UK households’ bank savings increased by a record amount in May while consumer credit borrowing remained lower than usual and the mortgage market stayed weak as the lockdown limited options to spend, according to official data.
Household deposits increased by a record £25.6bn in May to £1.5tn, following strong increases in March, when they rose by £14.3bn, and April, with a £16.7bn increase, the Bank of England reported.
This is the largest rise since records began in 1997 and well above the six-month average to February of £5bn.
Households increased deposits as consumer spending was limited and incomes were supported by the job retention schemes.
While high household deposits can be considered as pent-up demand that could help the economic recovery, some economists warned that consumers might continue to save rather than spend due to the continued high economic uncertainty.
“If fear and uncertainty linger then enforced savings will turn to precautionary savings,” said Neil Shearing, group chief economist at consultancy Capital Economics. “In this situation, demand will remain depressed and there will be a need for additional stimulus once the time-limited support programmes that were announced by governments in the early days of the pandemic start to expire.”
Last week, Rishi Sunak, the chancellor, said he would wait to see whether consumers would spend or continue saving before deciding whether a fiscal stimulus — such as a temporary cut in value added tax — was needed to revive economic growth.
Consumers continued to avoid borrowing, with net credit contracting by £4.6bn in May and the annual rate in the month falling 3 per cent, the weakest since the series began in 1994.
Despite the reopening of the housing market on May 13, the number of mortgage approvals for house purchases fell to a new series low in May of 9,300. The figure is almost 90 per cent below the pre-virus level in February and about a third of the trough during the 2008 financial crisis.

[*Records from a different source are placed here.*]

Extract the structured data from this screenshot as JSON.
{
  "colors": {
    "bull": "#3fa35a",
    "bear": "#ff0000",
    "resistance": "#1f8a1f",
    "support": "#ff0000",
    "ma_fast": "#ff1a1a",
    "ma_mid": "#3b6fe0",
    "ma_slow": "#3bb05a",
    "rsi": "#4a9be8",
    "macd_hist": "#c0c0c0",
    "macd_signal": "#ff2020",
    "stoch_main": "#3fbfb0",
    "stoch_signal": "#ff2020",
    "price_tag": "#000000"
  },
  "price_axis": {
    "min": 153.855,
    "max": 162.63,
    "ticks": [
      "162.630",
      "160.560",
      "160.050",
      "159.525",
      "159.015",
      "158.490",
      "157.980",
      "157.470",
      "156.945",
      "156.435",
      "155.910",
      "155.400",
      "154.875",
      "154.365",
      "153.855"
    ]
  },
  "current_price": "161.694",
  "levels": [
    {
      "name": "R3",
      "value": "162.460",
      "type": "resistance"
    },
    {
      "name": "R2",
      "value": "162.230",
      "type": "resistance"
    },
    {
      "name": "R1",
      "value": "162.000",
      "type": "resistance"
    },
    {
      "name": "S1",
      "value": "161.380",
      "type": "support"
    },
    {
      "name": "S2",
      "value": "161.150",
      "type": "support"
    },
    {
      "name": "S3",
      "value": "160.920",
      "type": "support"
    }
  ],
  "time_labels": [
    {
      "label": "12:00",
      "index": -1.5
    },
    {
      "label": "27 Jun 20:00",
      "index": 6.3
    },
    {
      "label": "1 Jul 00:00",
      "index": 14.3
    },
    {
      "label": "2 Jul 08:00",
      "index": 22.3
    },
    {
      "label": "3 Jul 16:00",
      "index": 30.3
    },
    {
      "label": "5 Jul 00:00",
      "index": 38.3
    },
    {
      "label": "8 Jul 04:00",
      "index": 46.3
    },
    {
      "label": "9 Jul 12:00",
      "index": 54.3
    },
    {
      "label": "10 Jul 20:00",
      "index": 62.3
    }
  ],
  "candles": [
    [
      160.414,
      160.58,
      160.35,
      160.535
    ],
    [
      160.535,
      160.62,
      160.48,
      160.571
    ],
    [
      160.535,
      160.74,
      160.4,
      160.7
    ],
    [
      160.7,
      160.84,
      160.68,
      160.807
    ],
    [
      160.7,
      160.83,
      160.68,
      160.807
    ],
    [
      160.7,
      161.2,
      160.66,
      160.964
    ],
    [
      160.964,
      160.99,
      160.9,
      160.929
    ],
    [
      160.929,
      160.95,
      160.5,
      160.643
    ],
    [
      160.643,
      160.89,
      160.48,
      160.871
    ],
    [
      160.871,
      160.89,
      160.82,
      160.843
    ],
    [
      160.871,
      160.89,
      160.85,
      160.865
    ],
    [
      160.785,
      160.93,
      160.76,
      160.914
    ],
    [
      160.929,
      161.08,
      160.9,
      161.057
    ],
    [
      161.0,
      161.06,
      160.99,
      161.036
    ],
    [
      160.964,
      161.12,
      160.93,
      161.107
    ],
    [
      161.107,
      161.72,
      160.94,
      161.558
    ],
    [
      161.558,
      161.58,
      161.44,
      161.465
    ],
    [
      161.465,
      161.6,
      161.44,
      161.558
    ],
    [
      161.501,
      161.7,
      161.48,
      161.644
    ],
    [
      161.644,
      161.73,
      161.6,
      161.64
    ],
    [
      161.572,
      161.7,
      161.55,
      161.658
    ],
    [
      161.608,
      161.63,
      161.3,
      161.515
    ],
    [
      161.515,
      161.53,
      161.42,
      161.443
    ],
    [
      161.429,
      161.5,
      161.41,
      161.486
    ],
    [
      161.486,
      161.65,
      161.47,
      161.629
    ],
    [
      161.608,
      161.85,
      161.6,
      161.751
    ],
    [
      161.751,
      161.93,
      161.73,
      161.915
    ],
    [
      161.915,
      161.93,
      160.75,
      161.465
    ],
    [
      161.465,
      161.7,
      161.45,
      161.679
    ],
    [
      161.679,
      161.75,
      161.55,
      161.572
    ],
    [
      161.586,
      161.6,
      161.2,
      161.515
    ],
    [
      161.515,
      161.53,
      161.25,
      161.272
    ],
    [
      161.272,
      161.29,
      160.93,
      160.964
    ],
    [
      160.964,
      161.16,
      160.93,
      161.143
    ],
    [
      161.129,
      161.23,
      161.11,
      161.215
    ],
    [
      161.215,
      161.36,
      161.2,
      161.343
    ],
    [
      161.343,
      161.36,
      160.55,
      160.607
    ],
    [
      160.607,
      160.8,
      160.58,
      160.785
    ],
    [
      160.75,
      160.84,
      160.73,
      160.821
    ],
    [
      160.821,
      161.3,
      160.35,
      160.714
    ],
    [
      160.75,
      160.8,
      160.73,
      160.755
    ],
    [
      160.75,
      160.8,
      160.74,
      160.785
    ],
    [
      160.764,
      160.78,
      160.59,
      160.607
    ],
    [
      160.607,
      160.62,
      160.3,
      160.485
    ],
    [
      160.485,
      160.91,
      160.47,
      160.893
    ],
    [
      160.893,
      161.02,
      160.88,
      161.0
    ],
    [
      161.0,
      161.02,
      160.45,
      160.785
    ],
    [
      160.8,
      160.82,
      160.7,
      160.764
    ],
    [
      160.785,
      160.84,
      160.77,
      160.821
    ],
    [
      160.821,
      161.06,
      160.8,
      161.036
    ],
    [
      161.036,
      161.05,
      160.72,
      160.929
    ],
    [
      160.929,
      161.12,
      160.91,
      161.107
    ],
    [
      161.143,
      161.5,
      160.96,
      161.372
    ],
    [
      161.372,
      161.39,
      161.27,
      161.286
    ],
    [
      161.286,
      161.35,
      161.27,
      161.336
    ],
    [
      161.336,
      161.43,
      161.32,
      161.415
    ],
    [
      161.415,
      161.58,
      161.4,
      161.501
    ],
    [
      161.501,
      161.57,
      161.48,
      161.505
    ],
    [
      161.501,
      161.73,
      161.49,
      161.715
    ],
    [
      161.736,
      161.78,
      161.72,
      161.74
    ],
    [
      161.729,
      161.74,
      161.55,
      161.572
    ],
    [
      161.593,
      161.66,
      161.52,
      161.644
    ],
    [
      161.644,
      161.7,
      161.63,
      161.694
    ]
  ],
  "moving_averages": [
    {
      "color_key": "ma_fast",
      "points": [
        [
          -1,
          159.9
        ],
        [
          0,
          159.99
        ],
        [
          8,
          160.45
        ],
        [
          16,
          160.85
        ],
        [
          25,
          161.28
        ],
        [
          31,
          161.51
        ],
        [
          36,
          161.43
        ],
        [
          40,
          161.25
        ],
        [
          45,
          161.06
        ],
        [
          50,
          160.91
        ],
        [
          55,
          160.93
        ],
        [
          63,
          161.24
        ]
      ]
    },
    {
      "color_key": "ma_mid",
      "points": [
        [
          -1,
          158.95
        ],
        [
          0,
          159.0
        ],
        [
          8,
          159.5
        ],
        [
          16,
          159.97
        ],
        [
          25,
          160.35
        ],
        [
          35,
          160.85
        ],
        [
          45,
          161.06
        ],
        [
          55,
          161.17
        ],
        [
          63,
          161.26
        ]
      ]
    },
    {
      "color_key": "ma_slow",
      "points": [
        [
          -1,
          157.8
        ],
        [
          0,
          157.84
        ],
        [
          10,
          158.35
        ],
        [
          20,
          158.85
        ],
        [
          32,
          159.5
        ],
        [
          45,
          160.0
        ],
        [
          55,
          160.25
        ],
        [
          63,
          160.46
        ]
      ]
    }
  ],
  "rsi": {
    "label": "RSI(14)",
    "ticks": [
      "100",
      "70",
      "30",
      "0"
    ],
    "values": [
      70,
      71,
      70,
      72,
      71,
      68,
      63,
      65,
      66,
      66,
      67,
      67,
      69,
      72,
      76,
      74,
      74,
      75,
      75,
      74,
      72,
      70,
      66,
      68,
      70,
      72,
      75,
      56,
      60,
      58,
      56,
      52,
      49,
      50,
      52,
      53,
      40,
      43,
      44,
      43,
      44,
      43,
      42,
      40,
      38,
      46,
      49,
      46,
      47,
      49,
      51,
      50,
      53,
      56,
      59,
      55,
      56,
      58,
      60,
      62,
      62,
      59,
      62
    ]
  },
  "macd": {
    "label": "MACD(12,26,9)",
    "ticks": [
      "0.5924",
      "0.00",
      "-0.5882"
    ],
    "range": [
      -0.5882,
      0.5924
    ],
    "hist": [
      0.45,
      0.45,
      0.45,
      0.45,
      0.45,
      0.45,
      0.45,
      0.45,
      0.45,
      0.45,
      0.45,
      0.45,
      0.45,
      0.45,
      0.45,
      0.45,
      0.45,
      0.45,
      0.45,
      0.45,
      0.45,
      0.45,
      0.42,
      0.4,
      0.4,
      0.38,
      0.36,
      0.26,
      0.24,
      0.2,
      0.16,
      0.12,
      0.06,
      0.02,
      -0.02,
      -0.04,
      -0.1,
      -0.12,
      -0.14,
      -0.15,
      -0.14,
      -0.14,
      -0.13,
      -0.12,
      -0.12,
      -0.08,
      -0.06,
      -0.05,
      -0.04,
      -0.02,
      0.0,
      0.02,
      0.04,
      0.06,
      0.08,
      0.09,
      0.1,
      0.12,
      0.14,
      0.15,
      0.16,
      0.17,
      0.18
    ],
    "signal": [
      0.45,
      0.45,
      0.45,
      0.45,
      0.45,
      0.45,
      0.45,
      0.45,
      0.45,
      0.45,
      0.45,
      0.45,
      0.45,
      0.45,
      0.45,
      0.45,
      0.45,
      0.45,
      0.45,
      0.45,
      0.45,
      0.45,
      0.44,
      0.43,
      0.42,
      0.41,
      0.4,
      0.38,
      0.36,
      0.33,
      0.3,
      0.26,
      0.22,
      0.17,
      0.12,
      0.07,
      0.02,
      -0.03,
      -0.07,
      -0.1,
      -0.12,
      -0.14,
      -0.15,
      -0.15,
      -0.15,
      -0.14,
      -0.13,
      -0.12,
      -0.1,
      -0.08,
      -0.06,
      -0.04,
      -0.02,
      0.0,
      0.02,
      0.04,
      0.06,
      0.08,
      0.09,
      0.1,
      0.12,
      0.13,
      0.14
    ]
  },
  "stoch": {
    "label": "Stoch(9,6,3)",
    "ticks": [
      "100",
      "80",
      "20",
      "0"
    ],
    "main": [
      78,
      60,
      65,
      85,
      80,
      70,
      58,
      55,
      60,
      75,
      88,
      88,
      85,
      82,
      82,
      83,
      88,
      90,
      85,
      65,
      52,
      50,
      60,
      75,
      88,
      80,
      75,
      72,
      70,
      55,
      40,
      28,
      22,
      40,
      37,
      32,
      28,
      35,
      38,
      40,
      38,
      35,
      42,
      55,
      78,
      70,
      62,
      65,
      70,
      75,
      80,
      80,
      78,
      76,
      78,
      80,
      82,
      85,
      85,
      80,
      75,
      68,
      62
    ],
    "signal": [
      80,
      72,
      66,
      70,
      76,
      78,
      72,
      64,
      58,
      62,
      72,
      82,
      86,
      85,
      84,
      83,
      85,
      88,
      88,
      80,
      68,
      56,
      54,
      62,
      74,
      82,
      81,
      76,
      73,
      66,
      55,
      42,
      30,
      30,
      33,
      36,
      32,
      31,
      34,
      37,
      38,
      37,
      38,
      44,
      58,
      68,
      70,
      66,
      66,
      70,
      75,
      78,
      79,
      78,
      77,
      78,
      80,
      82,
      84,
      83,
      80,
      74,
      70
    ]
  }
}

The record-low number of mortgage approvals largely reflects the delay between sales being agreed and mortgages being approved. Many buyers with half-completed sales have been renegotiating on price, which also points to a delay in the sales pipeline, according to experts. But while economists expect a pick-up in mortgage approvals, worsening economic conditions are likely to suppress a fuller recovery in the property market.
“Housing market activity is likely to be limited in the near term at least by the major hit that the economy has taken and the fact that . . . many people have already lost their jobs, despite the supportive government measures, while others will be worried that they may still very well end up losing their job once the furlough scheme ends,” said Howard Archer, chief economic adviser at the consultancy EY Item club.
In contrast, businesses raised £11.4bn from banks and financial markets in May, following strong borrowing in the previous two months to cover costs as revenues dried up. The high business borrowing was guaranteed by Treasury and BoE measures that prevented a liquidity shortage.
“May’s money and credit data suggest that the slump in demand caused by Covid-19 has not pushed many businesses immediately over the edge,” said Samuel Tombs, chief UK economist at consultancy Pantheon Macroeconomics. “But the extra loans accumulated over the crisis will act as a major drag on the recovery going forwards.”
Separate data from the European Commission showed that industrial sentiment improved less in the UK than in the eurozone across all major sectors, largely reflecting a later relaxation of the lockdown measures.
The UK economic sentiment index rose to 65.2 in June, from a record low of 61.7 in May. This was well below the long-term average of 100 and reflected very depressed views in the services sector. The small increase was less than in the single currency bloc, where economic sentiment rose more than eight points to 75.7 in June.